Kirkland showed increased soricid numbers on recent clearcuts relative to uncut stands in five of eight surveys in deciduous forest types in the Central and Northern Appalachians. Since we found smoky shrews and northern short-tailed shrew abundances to be lowest in 15-year-old stands, increases in shrew numbers in the initial years following clearcutting in the southern Appalachians may be brief. DeGraaf et al. reported little overall significant difference in the numbers of northern short-tailed shrews, pygmy shrews, and masked shrews between pole-timber stands and sawtimber stands in northern hardwoods communities in New Hampshire. Differences in relative abundances of smoky shrews and northern short-tailed shrews on regenerating clearcuts and mid-aged stands are probably not biologically meaningful to the conservation status of soricids in cove hardwood habitats in the southern Appalachians. For example, relative abundance of smoky shrews and northern short-tailed shrews in cove hardwoods of all ages exceeds most other habitat types in the region, including mature or older mixed oak communities found on dry slopes and ridges. However, the differences in abundance of smoky shrews and northern short-tailed shrews among stand ages may indicate that conditions in younger cove hardwood stands only partially approximate conditions in older cove stands.


DeGraaf, R. M., D. P. Snyder, and B. J. Hill. 1991. Small mammal habitat associations in poletimber and sawtimber stand of four forest cover types. Forest Ecology and Management 46:227-242.

Blarina brevicauda has been reported to prefer hardwoods in the central and southern Appalachian Mountains. It has been reported as rare in eastern Canada and absent in Maine softwoods.
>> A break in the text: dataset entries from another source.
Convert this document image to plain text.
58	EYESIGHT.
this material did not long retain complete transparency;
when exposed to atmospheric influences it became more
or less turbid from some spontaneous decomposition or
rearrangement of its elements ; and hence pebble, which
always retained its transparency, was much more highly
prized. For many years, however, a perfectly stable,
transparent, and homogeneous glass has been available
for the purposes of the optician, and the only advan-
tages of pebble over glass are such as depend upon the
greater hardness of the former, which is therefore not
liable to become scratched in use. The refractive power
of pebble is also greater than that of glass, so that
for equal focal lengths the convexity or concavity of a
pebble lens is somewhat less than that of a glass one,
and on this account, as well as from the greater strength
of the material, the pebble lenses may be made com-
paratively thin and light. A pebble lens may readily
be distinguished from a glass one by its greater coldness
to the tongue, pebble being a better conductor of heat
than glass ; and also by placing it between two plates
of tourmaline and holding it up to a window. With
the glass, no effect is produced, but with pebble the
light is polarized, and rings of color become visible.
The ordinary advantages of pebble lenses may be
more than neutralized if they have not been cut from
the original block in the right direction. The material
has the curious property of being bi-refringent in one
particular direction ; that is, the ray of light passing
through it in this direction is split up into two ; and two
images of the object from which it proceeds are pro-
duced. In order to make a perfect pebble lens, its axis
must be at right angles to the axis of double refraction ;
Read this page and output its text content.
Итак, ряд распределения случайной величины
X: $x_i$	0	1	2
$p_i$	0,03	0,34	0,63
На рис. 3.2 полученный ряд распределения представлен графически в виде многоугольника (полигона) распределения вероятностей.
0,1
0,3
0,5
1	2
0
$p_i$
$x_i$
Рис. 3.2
In our study, B. brevicauda occurred in both softwood types (balsam fir; red spruce-balsam fir) at approximately half its abundance in either hardwood type (northern hardwood, red maple). Most hardwoods may be preferred habitats within its distribution.

Blarina brevicauda is known to select areas with fallen logs, slash, rock and other debris; forest type may be important only as a modifier of microclimate. In southeastern Michigan, Blarina occurred only in those habitats in which burrow air was always saturated with water vapor. Hamilton noted B. brevicauda to be most abundant in habitats with heavy leaf mold; this substrate is more prevalent in hardwoods than in conifer stands. Perhaps humidity was higher in the hardwoods as a result of their denser understory and ground cover.